Blackwood conservationists vie for grant

BERNE — Musical instruments with quality sound can have stratospheric prices. Not least of which among their materials is the rare wood from the endangered African Blackwood tree.

To protect the African Blacwood from overharvesting, Michelle Von Haugg, a clarinetist who graduated from Berne-Knox-Westerlo, started Clarinets for Conservation. The not-for-profit is now in its fourth year and has developed into a music education organization, hosting teachers from the United States, while also promoting conservation education and planting blackwood trees in Tanzania.

Clarinets for Conservation is up for a grant, which it can win only if enough people vote for it online this month.

The dense core of the blackwood tree — mpingo in Swahili — has been harvested, carved, and laquered to become part of many non-brass, Western musical instruments in the world. A slow-growing tree that can’t be harvested until it is 70 to 100 years old, the blackwood — sometimes found in the pipes of bagpipes and the body of a clarinet or oboe ­— is prized for its resonance and tone. In some of the 26 African countries that the tree grows, it is used for animal food, carved ornaments, medicine, and fuel, according to the Global Trees Campaign.

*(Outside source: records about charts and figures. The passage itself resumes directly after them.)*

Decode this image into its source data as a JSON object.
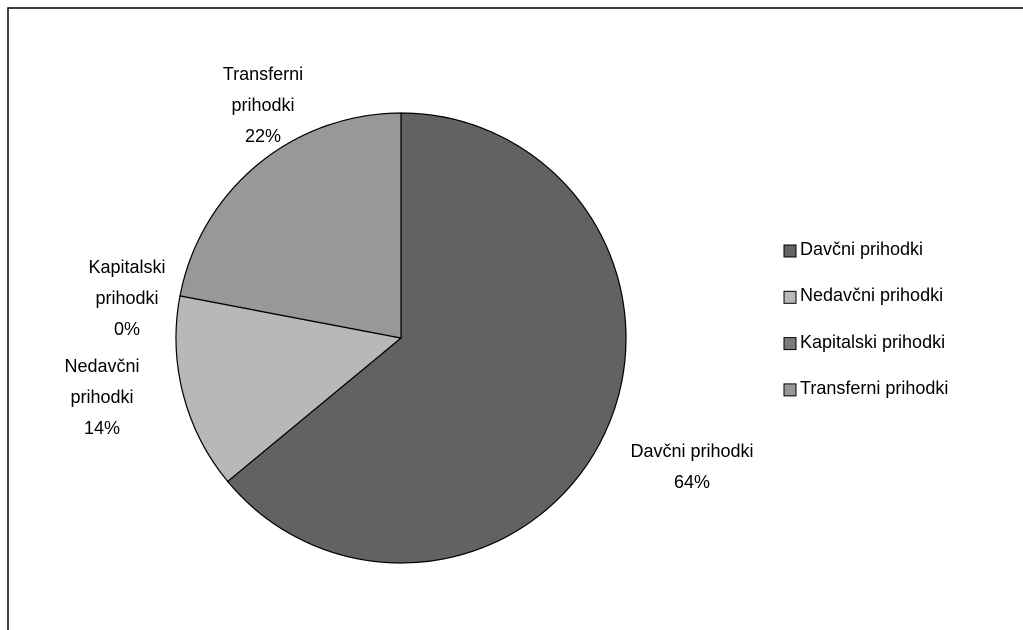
{
  "chart_data": {
    "type": "pie",
    "categories": [
      "Davčni prihodki",
      "Nedavčni prihodki",
      "Kapitalski prihodki",
      "Transferni prihodki"
    ],
    "values": [
      64,
      14,
      0,
      22
    ],
    "value_labels": [
      "64%",
      "14%",
      "0%",
      "22%"
    ],
    "colors": [
      "#626262",
      "#b8b8b8",
      "#7a7a7a",
      "#989898"
    ],
    "legend": "right"
  }
}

A locally based Clarinets for Conservation could use the money to bring instruments that use blackwood to 30 students in the Korongoni Secondary School in Moshi, Tanzania, the birthplace of the African Blackwood tree.

Clarinets for Conservation is in the running for a $10,000 grant that would use $1,000 to pay for seedlings, $5,000 for the transportation of instruments from the United States to Tanzania, $3,000 for food and transportation for students planting trees, and $1,000 for teaching materials.

The money is awarded based on online voting at causes.kindsnacks.org. Awarded every month, the grants come from KIND, a company that produces healthy snacks.